Today's McCain conference call had Rudy Giuliani saying all kinds of wild stuff. First, he took the spending freeze that McCain suddenly proposed during last week's debate -- which would be a terrible and destructive idea, especially for seniors -- and made it into a spending cut: "John McCain recommended exactly this on Friday night in answer to Jim Lehrer's question. I would do across the board cuts of government agencies with the exemption of military." He then mocked Obama for suggesting that spending might help alleviate a recession. I'd say that Giuliani had forgotten his Keynes except that I doubt Giuliani has ever read Keynes -- now that's an East Coast Elitist put-down! But seriously, government spending to alleviate economic crisis is a necessity.

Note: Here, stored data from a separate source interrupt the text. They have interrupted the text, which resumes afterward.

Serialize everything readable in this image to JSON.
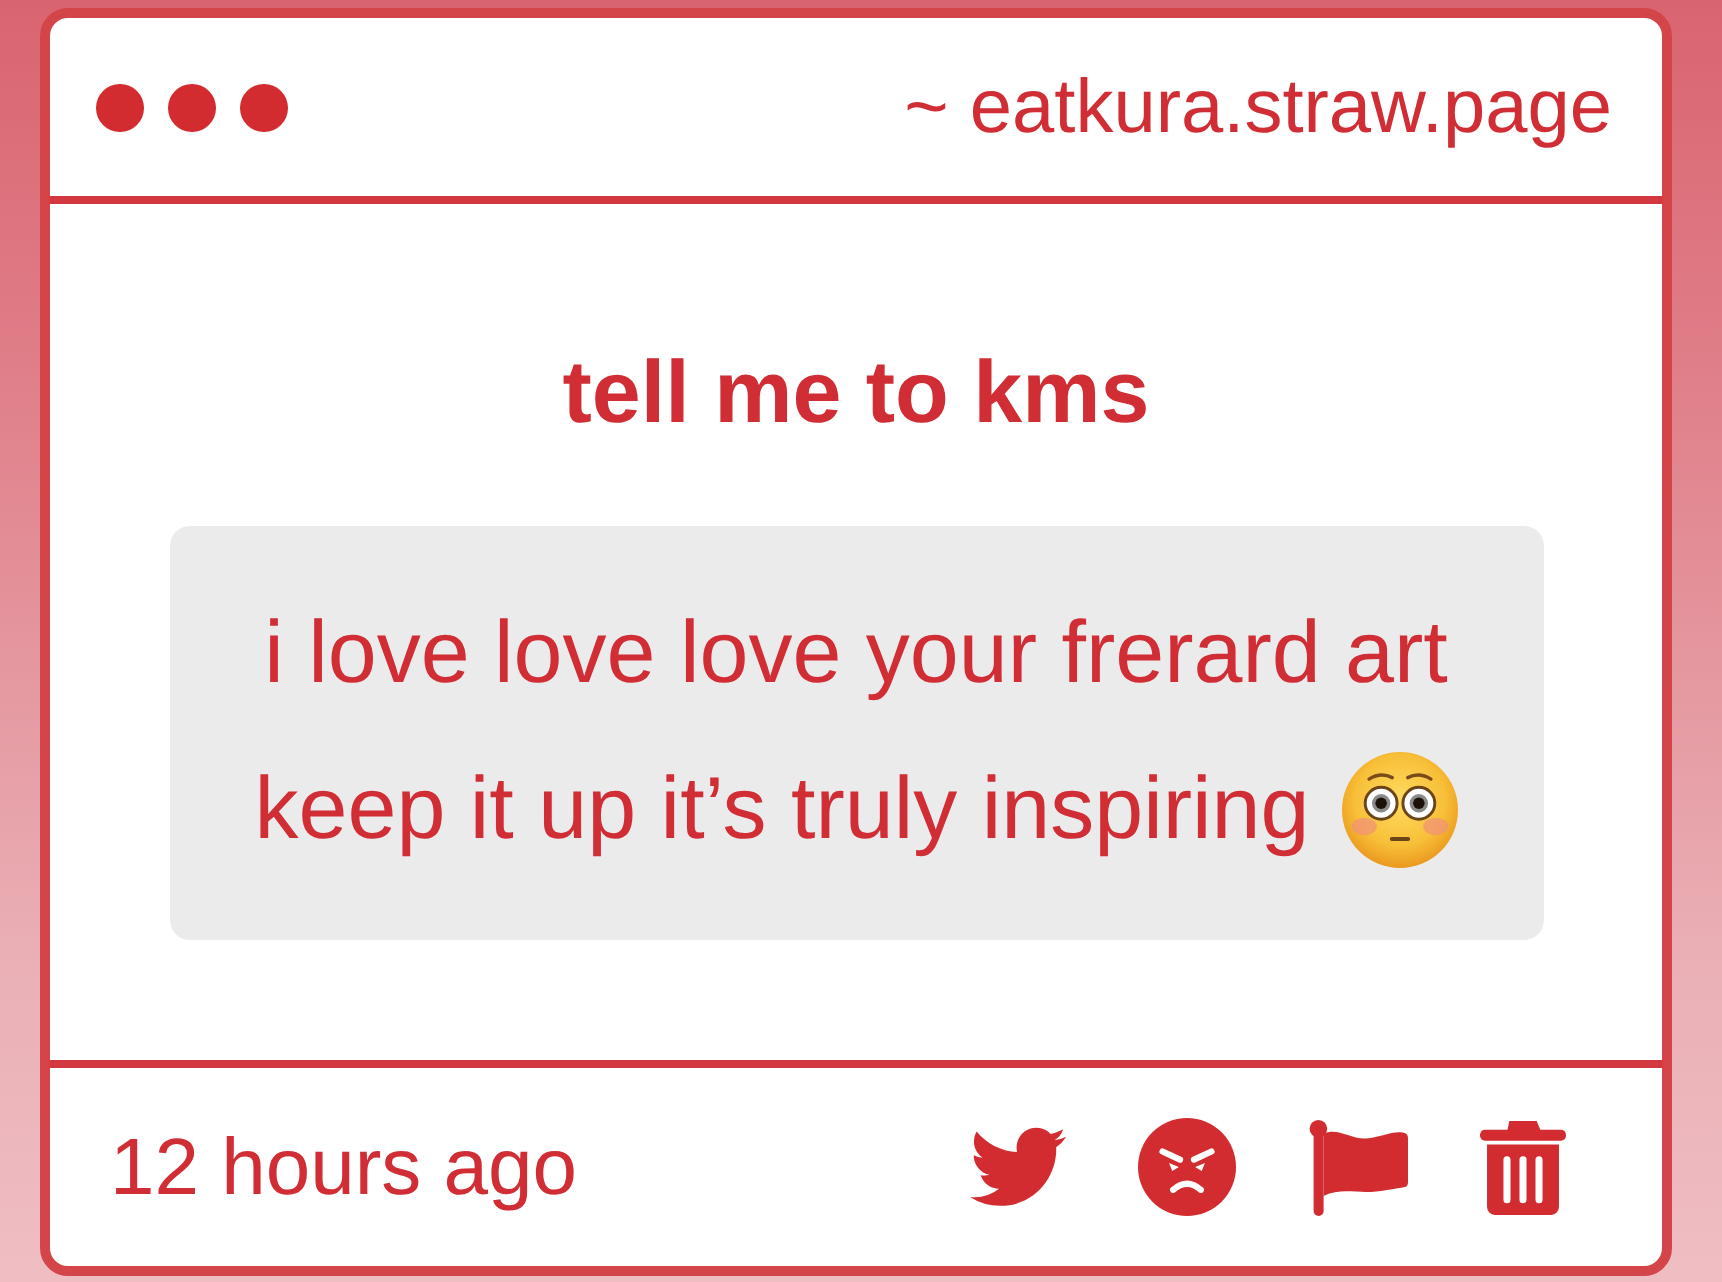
{
  "window": {
    "url": "~ eatkura.straw.page"
  },
  "question": {
    "title": "tell me to kms",
    "message_lines": [
      "i love love love your frerard art",
      "keep it up it’s truly inspiring"
    ]
  },
  "footer": {
    "time": "12 hours ago",
    "actions": [
      {
        "kind": "bird"
      },
      {
        "kind": "angry"
      },
      {
        "kind": "flag"
      },
      {
        "kind": "trash"
      }
    ]
  }
}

This is even funnier considering that John McCain is proposing huge tax cuts that would go on top of the series of huge Bush administration tax cuts that McCain originally opposed. He was against the cuts before he was for them, and guess what: tax cuts are spending too. They don't raise revenue, and they will cost as much as, if not more than, Obama's ideas but without improving the economy. It's just as ridiculous as the idea that cuts in the capital gains tax will remedy the financial crisis -- the problem isn't the incentives that lowered taxes might provide, it's the failure of the over-leveraged toxic assets.
Then Giuliani went on to claim that McCain had negotiated the bailout bill, which was basically finished before he came to Washington. Anytime a GOP surrogate says something like, "These are the things that John McCain ... didn't alone have put into the bill, the things he worked on to have put in the bill to make it not a bailout but a work out and a recovery program," recall that he did not attend any negotiating sessions, except one where he was silent. All of the things that made the bill a "recovery program" were put in by Chris Dodd and Barney Frank in response to Paulson's original program. The only other additions to the bill, such as expanding FDIC insurance, were supported by both presidential candidates, or added after the bill first failed in order to sweeten the pot for the next vote, tonight in the Senate.
I had to get off the call before Q&A time and apparently I missed out on the real fun.